Tartufo, uno stand a San Miniato
Tartufo, uno stand a San Miniato

San Miniato (Pisa), 24 novembre 2021 -  Quest’anno la Mostra del Tartufo Bianco di San Miniato vede le donne protagoniste. “Durante le giornate dell'evento - fa sapere Marco Nebbiai, il responsabile del coordinamento degli eventi gastronomici della manifestazione - conferiamo da sempre un premio in memoria dell'inventore della Sagra del Tartufo, Renato Tozzi. È un riconoscimento che va a chef che si sono distinti nella professione; quest'anno abbiamo scelto una donna perché la Mostra è interamente dedicata a figure femminili. Si tratta di Marialuisa Lovari, chef della NIC (Nazionale Italiana Cuochi), come unica rappresentante toscana. Il vino Magnatum Pico della Fattoria Campigiana ha costituito un perfetta simbiosi con il piatto a base di tartufo, che la chef ha preparato. La nostra regione è conosciuta soprattutto per i vini rossi, quindi quella di creare un vino bianco che notoriamente ben si sposa con il tartufo, è stata senza dubbio un’idea vincente".
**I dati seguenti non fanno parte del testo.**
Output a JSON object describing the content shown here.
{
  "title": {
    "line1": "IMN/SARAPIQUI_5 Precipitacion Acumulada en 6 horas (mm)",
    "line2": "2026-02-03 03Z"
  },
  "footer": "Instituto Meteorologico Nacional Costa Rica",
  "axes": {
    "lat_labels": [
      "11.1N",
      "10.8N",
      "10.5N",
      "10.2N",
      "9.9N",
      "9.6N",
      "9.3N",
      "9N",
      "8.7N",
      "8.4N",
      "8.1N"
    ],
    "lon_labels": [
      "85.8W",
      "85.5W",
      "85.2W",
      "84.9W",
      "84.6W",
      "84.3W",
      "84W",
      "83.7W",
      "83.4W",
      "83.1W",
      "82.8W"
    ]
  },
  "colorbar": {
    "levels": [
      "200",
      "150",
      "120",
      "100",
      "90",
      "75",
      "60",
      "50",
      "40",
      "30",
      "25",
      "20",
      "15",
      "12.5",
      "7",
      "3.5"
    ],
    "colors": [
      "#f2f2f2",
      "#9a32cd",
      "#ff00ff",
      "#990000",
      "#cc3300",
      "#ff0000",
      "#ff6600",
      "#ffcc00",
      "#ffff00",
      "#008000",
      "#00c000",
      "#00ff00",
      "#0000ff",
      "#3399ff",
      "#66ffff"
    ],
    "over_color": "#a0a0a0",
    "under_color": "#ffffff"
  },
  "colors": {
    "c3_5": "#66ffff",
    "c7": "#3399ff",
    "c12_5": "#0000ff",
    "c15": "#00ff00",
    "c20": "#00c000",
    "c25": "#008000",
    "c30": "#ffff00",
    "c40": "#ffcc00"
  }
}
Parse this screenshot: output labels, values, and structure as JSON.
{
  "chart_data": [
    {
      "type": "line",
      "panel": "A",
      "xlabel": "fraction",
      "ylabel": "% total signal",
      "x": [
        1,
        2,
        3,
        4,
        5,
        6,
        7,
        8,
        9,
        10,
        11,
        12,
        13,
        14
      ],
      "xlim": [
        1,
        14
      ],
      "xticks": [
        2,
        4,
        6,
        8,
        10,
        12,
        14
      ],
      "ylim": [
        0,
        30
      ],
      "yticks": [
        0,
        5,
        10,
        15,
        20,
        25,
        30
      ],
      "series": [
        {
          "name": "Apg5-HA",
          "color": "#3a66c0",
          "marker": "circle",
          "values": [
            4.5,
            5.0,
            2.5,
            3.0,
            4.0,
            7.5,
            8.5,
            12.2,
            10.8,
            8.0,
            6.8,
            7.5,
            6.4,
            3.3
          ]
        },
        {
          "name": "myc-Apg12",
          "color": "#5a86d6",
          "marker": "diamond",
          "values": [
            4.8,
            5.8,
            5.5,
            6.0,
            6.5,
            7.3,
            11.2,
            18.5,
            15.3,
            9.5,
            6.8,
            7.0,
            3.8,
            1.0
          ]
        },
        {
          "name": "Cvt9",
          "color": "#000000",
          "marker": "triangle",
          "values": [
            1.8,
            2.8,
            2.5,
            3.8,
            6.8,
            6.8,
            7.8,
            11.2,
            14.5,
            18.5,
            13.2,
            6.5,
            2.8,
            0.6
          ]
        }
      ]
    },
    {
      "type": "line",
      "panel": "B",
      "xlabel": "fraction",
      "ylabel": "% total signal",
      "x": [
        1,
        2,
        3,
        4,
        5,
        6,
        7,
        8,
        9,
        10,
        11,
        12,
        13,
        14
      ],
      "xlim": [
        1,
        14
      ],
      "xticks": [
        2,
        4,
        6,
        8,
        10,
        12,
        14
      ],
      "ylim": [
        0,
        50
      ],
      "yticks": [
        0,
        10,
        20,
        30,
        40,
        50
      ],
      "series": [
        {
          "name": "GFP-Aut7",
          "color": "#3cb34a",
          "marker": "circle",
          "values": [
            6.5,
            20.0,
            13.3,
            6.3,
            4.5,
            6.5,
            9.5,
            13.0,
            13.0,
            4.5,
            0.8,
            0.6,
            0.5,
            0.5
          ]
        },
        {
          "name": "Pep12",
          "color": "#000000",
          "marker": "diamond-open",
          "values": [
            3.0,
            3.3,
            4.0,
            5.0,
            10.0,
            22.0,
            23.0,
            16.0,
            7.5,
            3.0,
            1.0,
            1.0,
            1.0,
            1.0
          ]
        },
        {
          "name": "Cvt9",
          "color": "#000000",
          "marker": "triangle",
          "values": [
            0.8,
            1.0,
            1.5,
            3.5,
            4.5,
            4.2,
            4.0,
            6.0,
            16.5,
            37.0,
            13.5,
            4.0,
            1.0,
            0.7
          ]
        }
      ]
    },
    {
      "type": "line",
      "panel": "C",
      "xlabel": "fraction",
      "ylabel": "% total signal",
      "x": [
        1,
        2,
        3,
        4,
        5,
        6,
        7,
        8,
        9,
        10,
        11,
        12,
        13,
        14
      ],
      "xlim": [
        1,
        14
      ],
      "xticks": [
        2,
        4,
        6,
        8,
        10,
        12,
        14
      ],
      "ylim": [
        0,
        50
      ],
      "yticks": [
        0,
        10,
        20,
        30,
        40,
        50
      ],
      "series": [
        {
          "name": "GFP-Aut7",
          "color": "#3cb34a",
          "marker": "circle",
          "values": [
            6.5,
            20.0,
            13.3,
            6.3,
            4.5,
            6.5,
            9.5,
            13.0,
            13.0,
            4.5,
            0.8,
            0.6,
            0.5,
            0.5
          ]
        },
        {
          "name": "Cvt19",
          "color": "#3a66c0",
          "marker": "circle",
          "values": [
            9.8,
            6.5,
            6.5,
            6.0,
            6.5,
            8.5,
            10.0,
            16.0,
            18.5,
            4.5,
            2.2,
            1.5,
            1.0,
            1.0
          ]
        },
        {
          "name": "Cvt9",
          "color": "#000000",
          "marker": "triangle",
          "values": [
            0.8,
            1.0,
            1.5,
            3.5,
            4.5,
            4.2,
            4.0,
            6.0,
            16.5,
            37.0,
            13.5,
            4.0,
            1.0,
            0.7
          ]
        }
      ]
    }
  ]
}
Dopo la pausa del 2020, la Mostra del Tartufo Bianco è tornata quest’anno più ricca che mai. Giunta alla 50esima edizione, sta raccogliendo un grande successo. E il 27 e 28 novembre sono gli ultimi due giorni, ricchi di appuntamenti, per questa storica manifestazione, la più attesa della città della Rocca, che propone oltre 100 espositori e sette aree diverse dove assaporare il ‘Re della Festa’, il tartufo bianco di San Miniato. Il 27 novembre alle ore 10 all’Officina del Tartufo appuntamento con ‘Dentissimi. Alimentazione e salute orale’, alle 11,30 la presentazione del libro ‘Delitto Neruda’ di Roberto Ippolito, e poi alle 15 talk show con Francesca Allegri, e poi coking show, l’incontro al Palazzo Grifoni su ‘La vita al tempo degli hacker’ e alle 21,15 alla chiesa di San Rocco omaggio a Rosa Balistreri. Il 28 novembre si inizia alle ore 10 con l’incontro sui dispositivi di realtà aumentata in supporto alla chirurgia, alla Biblioteca Comunale alle 11,30 la presentazione del libro di Tommaso Mongelli ‘Le botte dei vecchi videogiochi: sei anni di recensioni’, alle 16,30 nella cattedrale di Santa Maria Assunta e San Genesio la kermesse musicale ‘Tartufonie’, e poi coking show e alle 18 le premiazioni  

Durante il secondo fine settimana della manifestazione, è stato inoltre presentato in esclusiva ill Magnatum Pico, un vino bianco coltivato in San Miniato, creato per celebrare i 50 anni della mostra, e salutato con il plauso del sindaco di San Miniato, Simone Giglioli. Realizzato da una delle aziende agricole partecipanti, Fattoria Campigiana, in collaborazione con l’Associazione Cuochi Pisani, questo nettare sprigiona sentori e profumi adatti a sposare ogni preparazione a base di tartufo.

“Siamo molto felici che si arricchisca l’offerta vinicola del territorio, con un vino pensato per il tartufo, due prodotti che insieme si sposano perfettamente – ha detto il primo cittadino sanminiatese -. La nostra terra continua ad attrarre sempre nuovi investimenti in campo agroalimentare, mostrando ancora una volta quanto questo settore sia fondamentale per lo sviluppo e la crescita del territorio”. Il vino, che si chiama Magnatum Pico, già nell'etichetta (è la traduzione in latino del tartufo bianco) richiama il celebre fungo che fa parte della famiglia delle tuberacee, protagonista assoluto da ormai 50 anni della manifestazione di rilievo nazionale.